The space between them feels deliberate now rather than accidental. When Brigitte next speaks, her voice is low, measured, as if she has already weighed every word and found them acceptable.
“It may complicate things,” she says, “but…were things not already complicated?”
Josephine’s gaze sharpens, attentive. Receptive. She does not interrupt.
Brigitte continues, tone steady, almost conversational. “Consider this. There has not been one con, one plan, one evening, one dinner, one observation across a casino floor where I did not think about kissing you.”
Josephine’s breath stills. Her lips press together, not in restraint but in concentration, as if she is filing the statement away, examining it from every angle at once.
“And yet,” Brigitte goes on, “everything worked out as planned.” A pause. Then, with that familiar dry tilt of humour: “Mostly.”
A smile touches her mouth - brief, controlled, unmistakably hers.
“When it did not,” she adds, “it was not because of that.”
Josephine exhales slowly. She leans back a fraction, not to retreat, but to see Brigitte more clearly. To take her in as one would a complex piece of art - something layered and deliberate and entirely uncompromising.
“That is a remarkably reckless admission,” Josephine says quietly.

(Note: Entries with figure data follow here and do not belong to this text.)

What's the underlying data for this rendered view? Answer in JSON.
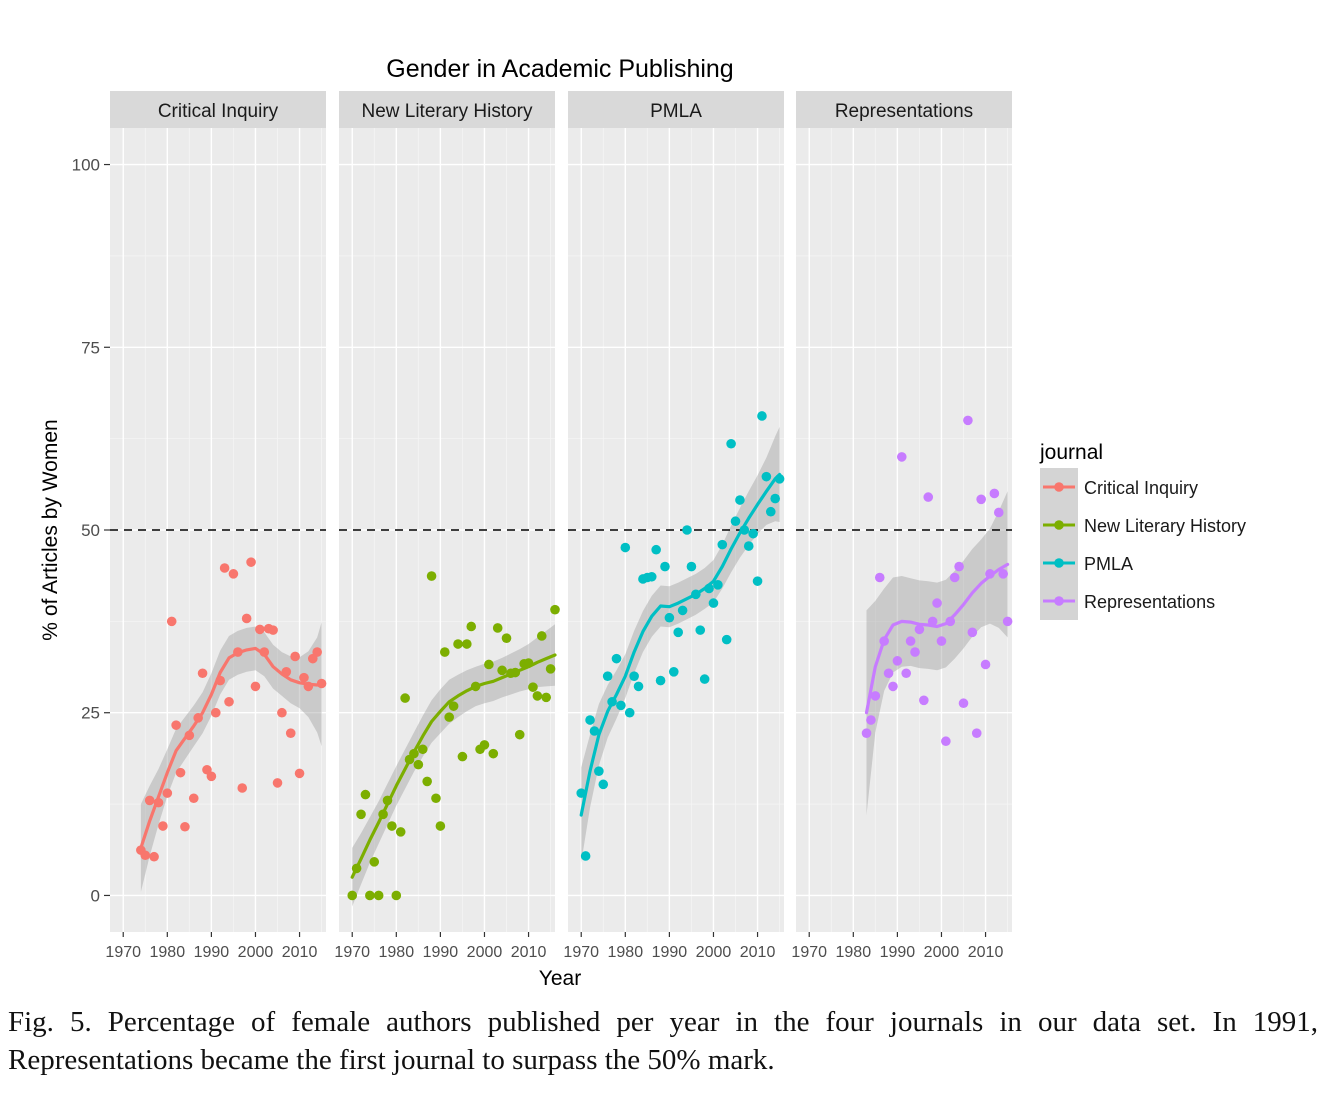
{
  "chart_data": {
    "type": "scatter",
    "title": "Gender in Academic Publishing",
    "xlabel": "Year",
    "ylabel": "% of Articles by Women",
    "x_ticks": [
      1970,
      1980,
      1990,
      2000,
      2010
    ],
    "x_tick_labels": [
      "1970",
      "1980",
      "1990",
      "2000",
      "2010"
    ],
    "xlim": [
      1967,
      2016
    ],
    "y_ticks": [
      0,
      25,
      50,
      75,
      100
    ],
    "y_tick_labels": [
      "0",
      "25",
      "50",
      "75",
      "100"
    ],
    "ylim": [
      -5,
      105
    ],
    "reference_line": {
      "y": 50,
      "style": "dashed"
    },
    "grid": true,
    "smoother": "loess with confidence band",
    "legend": {
      "title": "journal",
      "position": "right"
    },
    "facets": [
      {
        "name": "Critical Inquiry",
        "color": "#F8766D",
        "points": [
          [
            1974,
            6.2
          ],
          [
            1975,
            5.5
          ],
          [
            1976,
            13
          ],
          [
            1977,
            5.3
          ],
          [
            1978,
            12.7
          ],
          [
            1979,
            9.5
          ],
          [
            1980,
            14
          ],
          [
            1981,
            37.5
          ],
          [
            1982,
            23.3
          ],
          [
            1983,
            16.8
          ],
          [
            1984,
            9.4
          ],
          [
            1985,
            21.9
          ],
          [
            1986,
            13.3
          ],
          [
            1987,
            24.3
          ],
          [
            1988,
            30.4
          ],
          [
            1989,
            17.2
          ],
          [
            1990,
            16.3
          ],
          [
            1991,
            25
          ],
          [
            1992,
            29.4
          ],
          [
            1993,
            44.8
          ],
          [
            1994,
            26.5
          ],
          [
            1995,
            44
          ],
          [
            1996,
            33.3
          ],
          [
            1997,
            14.7
          ],
          [
            1998,
            37.9
          ],
          [
            1999,
            45.6
          ],
          [
            2000,
            28.6
          ],
          [
            2001,
            36.4
          ],
          [
            2002,
            33.3
          ],
          [
            2003,
            36.5
          ],
          [
            2004,
            36.3
          ],
          [
            2005,
            15.4
          ],
          [
            2006,
            25
          ],
          [
            2007,
            30.6
          ],
          [
            2008,
            22.2
          ],
          [
            2009,
            32.7
          ],
          [
            2010,
            16.7
          ],
          [
            2011,
            29.8
          ],
          [
            2012,
            28.6
          ],
          [
            2013,
            32.4
          ],
          [
            2014,
            33.3
          ],
          [
            2015,
            29
          ]
        ],
        "smooth": [
          [
            1974,
            6.5
          ],
          [
            1976,
            10.2
          ],
          [
            1978,
            13.5
          ],
          [
            1980,
            16.8
          ],
          [
            1982,
            19.8
          ],
          [
            1984,
            21.5
          ],
          [
            1986,
            23.2
          ],
          [
            1988,
            25
          ],
          [
            1990,
            27.5
          ],
          [
            1992,
            30.5
          ],
          [
            1994,
            32.5
          ],
          [
            1996,
            33.2
          ],
          [
            1998,
            33.6
          ],
          [
            2000,
            33.8
          ],
          [
            2002,
            33
          ],
          [
            2004,
            31.3
          ],
          [
            2006,
            30.3
          ],
          [
            2008,
            29.5
          ],
          [
            2010,
            29.1
          ],
          [
            2012,
            28.9
          ],
          [
            2014,
            28.8
          ],
          [
            2015,
            28.9
          ]
        ],
        "band_halfwidth": [
          6,
          4.8,
          3.8,
          3.2,
          3,
          2.9,
          2.8,
          2.8,
          2.9,
          3,
          3,
          3,
          3,
          3,
          3,
          3,
          3,
          3.2,
          3.5,
          4.5,
          6.5,
          8.5
        ]
      },
      {
        "name": "New Literary History",
        "color": "#7CAE00",
        "points": [
          [
            1970,
            0
          ],
          [
            1971,
            3.7
          ],
          [
            1972,
            11.1
          ],
          [
            1973,
            13.8
          ],
          [
            1974,
            0
          ],
          [
            1975,
            4.6
          ],
          [
            1976,
            0
          ],
          [
            1977,
            11.1
          ],
          [
            1978,
            13
          ],
          [
            1979,
            9.5
          ],
          [
            1980,
            0
          ],
          [
            1981,
            8.7
          ],
          [
            1982,
            27
          ],
          [
            1983,
            18.6
          ],
          [
            1984,
            19.4
          ],
          [
            1985,
            17.9
          ],
          [
            1986,
            20
          ],
          [
            1987,
            15.6
          ],
          [
            1988,
            43.7
          ],
          [
            1989,
            13.3
          ],
          [
            1990,
            9.5
          ],
          [
            1991,
            33.3
          ],
          [
            1992,
            24.4
          ],
          [
            1993,
            25.9
          ],
          [
            1994,
            34.4
          ],
          [
            1995,
            19
          ],
          [
            1996,
            34.4
          ],
          [
            1997,
            36.8
          ],
          [
            1998,
            28.6
          ],
          [
            1999,
            20
          ],
          [
            2000,
            20.6
          ],
          [
            2001,
            31.6
          ],
          [
            2002,
            19.4
          ],
          [
            2003,
            36.6
          ],
          [
            2004,
            30.8
          ],
          [
            2005,
            35.2
          ],
          [
            2006,
            30.4
          ],
          [
            2007,
            30.5
          ],
          [
            2008,
            22
          ],
          [
            2009,
            31.7
          ],
          [
            2010,
            31.8
          ],
          [
            2011,
            28.5
          ],
          [
            2012,
            27.3
          ],
          [
            2013,
            35.5
          ],
          [
            2014,
            27.1
          ],
          [
            2015,
            31
          ],
          [
            2016,
            39.1
          ]
        ],
        "smooth": [
          [
            1970,
            2.5
          ],
          [
            1972,
            5
          ],
          [
            1974,
            7.6
          ],
          [
            1976,
            10
          ],
          [
            1978,
            12.5
          ],
          [
            1980,
            15
          ],
          [
            1982,
            17.3
          ],
          [
            1984,
            19.6
          ],
          [
            1986,
            21.8
          ],
          [
            1988,
            23.8
          ],
          [
            1990,
            25.2
          ],
          [
            1992,
            26.5
          ],
          [
            1994,
            27.3
          ],
          [
            1996,
            28
          ],
          [
            1998,
            28.6
          ],
          [
            2000,
            29
          ],
          [
            2002,
            29.3
          ],
          [
            2004,
            29.8
          ],
          [
            2006,
            30.3
          ],
          [
            2008,
            30.8
          ],
          [
            2010,
            31.3
          ],
          [
            2012,
            31.9
          ],
          [
            2014,
            32.4
          ],
          [
            2016,
            32.9
          ]
        ],
        "band_halfwidth": [
          4,
          3.5,
          3.1,
          2.9,
          2.8,
          2.7,
          2.7,
          2.7,
          2.8,
          2.9,
          3,
          3,
          2.9,
          2.8,
          2.7,
          2.7,
          2.7,
          2.7,
          2.8,
          2.9,
          3.1,
          3.4,
          3.8,
          4.2
        ]
      },
      {
        "name": "PMLA",
        "color": "#00BFC4",
        "points": [
          [
            1970,
            14
          ],
          [
            1971,
            5.4
          ],
          [
            1972,
            24
          ],
          [
            1973,
            22.5
          ],
          [
            1974,
            17
          ],
          [
            1975,
            15.2
          ],
          [
            1976,
            30
          ],
          [
            1977,
            26.5
          ],
          [
            1978,
            32.4
          ],
          [
            1979,
            26
          ],
          [
            1980,
            47.6
          ],
          [
            1981,
            25
          ],
          [
            1982,
            30
          ],
          [
            1983,
            28.6
          ],
          [
            1984,
            43.3
          ],
          [
            1985,
            43.5
          ],
          [
            1986,
            43.6
          ],
          [
            1987,
            47.3
          ],
          [
            1988,
            29.4
          ],
          [
            1989,
            45
          ],
          [
            1990,
            38
          ],
          [
            1991,
            30.6
          ],
          [
            1992,
            36
          ],
          [
            1993,
            39
          ],
          [
            1994,
            50
          ],
          [
            1995,
            45
          ],
          [
            1996,
            41.2
          ],
          [
            1997,
            36.3
          ],
          [
            1998,
            29.6
          ],
          [
            1999,
            42
          ],
          [
            2000,
            40
          ],
          [
            2001,
            42.5
          ],
          [
            2002,
            48
          ],
          [
            2003,
            35
          ],
          [
            2004,
            61.8
          ],
          [
            2005,
            51.2
          ],
          [
            2006,
            54.1
          ],
          [
            2007,
            50
          ],
          [
            2008,
            47.8
          ],
          [
            2009,
            49.5
          ],
          [
            2010,
            43
          ],
          [
            2011,
            65.6
          ],
          [
            2012,
            57.3
          ],
          [
            2013,
            52.5
          ],
          [
            2014,
            54.3
          ],
          [
            2015,
            57
          ]
        ],
        "smooth": [
          [
            1970,
            11
          ],
          [
            1972,
            17
          ],
          [
            1974,
            22
          ],
          [
            1976,
            25.2
          ],
          [
            1978,
            27.5
          ],
          [
            1980,
            30
          ],
          [
            1982,
            33.3
          ],
          [
            1984,
            36.1
          ],
          [
            1986,
            38.2
          ],
          [
            1988,
            39.6
          ],
          [
            1990,
            39.5
          ],
          [
            1992,
            40
          ],
          [
            1994,
            40.6
          ],
          [
            1996,
            41.2
          ],
          [
            1998,
            42
          ],
          [
            2000,
            43
          ],
          [
            2002,
            45
          ],
          [
            2004,
            47.4
          ],
          [
            2006,
            49.6
          ],
          [
            2008,
            51.6
          ],
          [
            2010,
            53.5
          ],
          [
            2012,
            55.3
          ],
          [
            2014,
            57
          ],
          [
            2015,
            57.6
          ]
        ],
        "band_halfwidth": [
          6.5,
          5,
          4.2,
          3.6,
          3.3,
          3,
          2.9,
          2.8,
          2.8,
          2.8,
          2.8,
          2.8,
          2.8,
          2.8,
          2.8,
          2.9,
          3,
          3.2,
          3.4,
          3.7,
          4,
          4.6,
          5.8,
          6.5
        ]
      },
      {
        "name": "Representations",
        "color": "#C77CFF",
        "points": [
          [
            1983,
            22.2
          ],
          [
            1984,
            24
          ],
          [
            1985,
            27.3
          ],
          [
            1986,
            43.5
          ],
          [
            1987,
            34.8
          ],
          [
            1988,
            30.4
          ],
          [
            1989,
            28.6
          ],
          [
            1990,
            32.1
          ],
          [
            1991,
            60
          ],
          [
            1992,
            30.4
          ],
          [
            1993,
            34.8
          ],
          [
            1994,
            33.3
          ],
          [
            1995,
            36.4
          ],
          [
            1996,
            26.7
          ],
          [
            1997,
            54.5
          ],
          [
            1998,
            37.5
          ],
          [
            1999,
            40
          ],
          [
            2000,
            34.8
          ],
          [
            2001,
            21.1
          ],
          [
            2002,
            37.5
          ],
          [
            2003,
            43.5
          ],
          [
            2004,
            45
          ],
          [
            2005,
            26.3
          ],
          [
            2006,
            65
          ],
          [
            2007,
            36
          ],
          [
            2008,
            22.2
          ],
          [
            2009,
            54.2
          ],
          [
            2010,
            31.6
          ],
          [
            2011,
            44
          ],
          [
            2012,
            55
          ],
          [
            2013,
            52.4
          ],
          [
            2014,
            44
          ],
          [
            2015,
            37.5
          ]
        ],
        "smooth": [
          [
            1983,
            25
          ],
          [
            1985,
            31.3
          ],
          [
            1987,
            35
          ],
          [
            1989,
            37
          ],
          [
            1991,
            37.5
          ],
          [
            1993,
            37.4
          ],
          [
            1995,
            37.1
          ],
          [
            1997,
            37
          ],
          [
            1999,
            36.8
          ],
          [
            2001,
            37.2
          ],
          [
            2003,
            38.4
          ],
          [
            2005,
            39.8
          ],
          [
            2007,
            41.4
          ],
          [
            2009,
            42.7
          ],
          [
            2011,
            43.7
          ],
          [
            2013,
            44.6
          ],
          [
            2015,
            45.3
          ]
        ],
        "band_halfwidth": [
          14,
          9,
          7,
          6.5,
          6.2,
          6,
          6,
          6,
          6,
          6,
          6,
          6,
          6,
          6,
          6.5,
          8,
          10
        ]
      }
    ]
  },
  "caption": "Fig. 5. Percentage of female authors published per year in the four journals in our data set. In 1991, Representations became the first journal to surpass the 50% mark."
}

Brigitte shrugs, one shoulder lifting with elegant indifference. “I am very good at compartmentalisation.”
“Yes,” Josephine agrees. “I have noticed.”
Their eyes hold. The train hums. Somewhere beyond the glass, the world continues in ignorance of the fact that something fundamental has just been redefined.
“You are telling me,” Josephine says, “that this has been present all along.”
“I am telling you,” Brigitte replies, “that it did not interfere.”
“And now?”
Brigitte considers. Her gaze flicks briefly to Josephine’s mouth again - unapologetic this time - before returning to her eyes.
“Now,” she says, “it would be dishonest to pretend otherwise.”
Josephine nods once. Slowly. Thoughtfully.
“I have always relied on observation,” she says. “On reading what people do not say.”
“And?” Brigitte prompts gently.
“And I find,” Josephine continues, “that I am irritated with myself for not trusting my conclusions sooner.”
Brigitte’s smile deepens, just a shade. “Welcome to being human.”
Josephine huffs a quiet, incredulous breath. “I dislike surprises.”
“You like to plan,” Brigitte counters. “And, despite the way you perform, toujours, you admire honesty in things."
“Yes,” Josephine says. “When it is earned.”
Brigitte meets her gaze squarely. “Then consider this earned.”
Silence settles again - different now. Warmer. Charged not with uncertainty, but with understanding. They are no longer circling the truth. They are standing inside it.
Josephine inclines her head, a gesture of acceptance that feels weightier than any promise.
“Very well,” she says softly. “Then we proceed.”
Brigitte’s eyes glint. “Carefully?”
Josephine allows herself a small, dangerous smile, as she leans in. “Precisely.”
The train carries them forward, the complication no longer hypothetical, no longer deferred - alive, chosen, and entirely impossible to ignore.